The classic header (utp, wechat-video, …) and seed options are gone from kcpSettings — packet disguise now lives in the finalmask layer. Setting either key makes config loading fail with a removed-feature error pointing at the replacements (KCPConfig.Build in infra/conf/transport_internet.go). The same disguises still exist, but as composable UDP masks that wrap the socket before mKCP writes to it (UdpmaskManager.WrapPacketConnClient in the dialer): header-utp, header-wechat, header-srtp, header-dtls, header-wireguard fake protocol headers (the uTP mask, for instance, prepends 4 bytes with a random connection id so datagrams look like BitTorrent uTP), while mkcp-original reproduces the legacy default obfuscation (a FNV-1a checksum plus XOR scramble — what old mKCP applied when no seed was set) and mkcp-aes128gcm, the seed replacement, encrypts every datagram with AES-128-GCM keyed from a pre-shared password:

{
	"network": "mkcp",
	"kcpSettings": { "tti": 20 },
	"finalmask": {
		"udp": [
			{ "type": "mkcp-aes128gcm", "settings": { "password": "example-psk" } },
			{ "type": "header-utp" }
		]
	}
}
transport/internet/kcp/io.go

Spend the overhead only where it pays

On a clean link mKCP is pure waste — the aggression only wins when packets are actually being lost.

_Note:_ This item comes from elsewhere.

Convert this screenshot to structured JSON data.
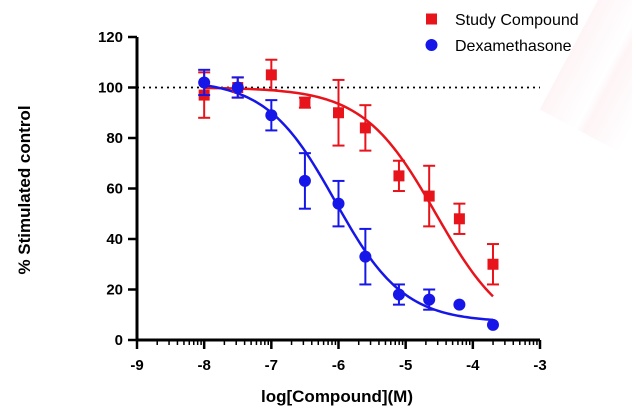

Every segment costs 18 bytes, ACK packets flow every tick and are themselves duplicated, and early retransmission re-sends packets that were merely late.

Don't

Use mKCP on a stable, low-loss line

You pay duplicate retransmits, redundant ACK traffic and header overhead for a problem you don’t have — and many ISPs throttle sustained UDP flows, making it slower than plain TCP.

Do

Reserve it for lossy last miles

On mobile networks or long intercontinental paths with real packet loss, set uplinkCapacity/downlinkCapacity to your honest line rate and drop tti to 20–30 ms. Recovery happens in milliseconds while TCP is still waiting for its timeout.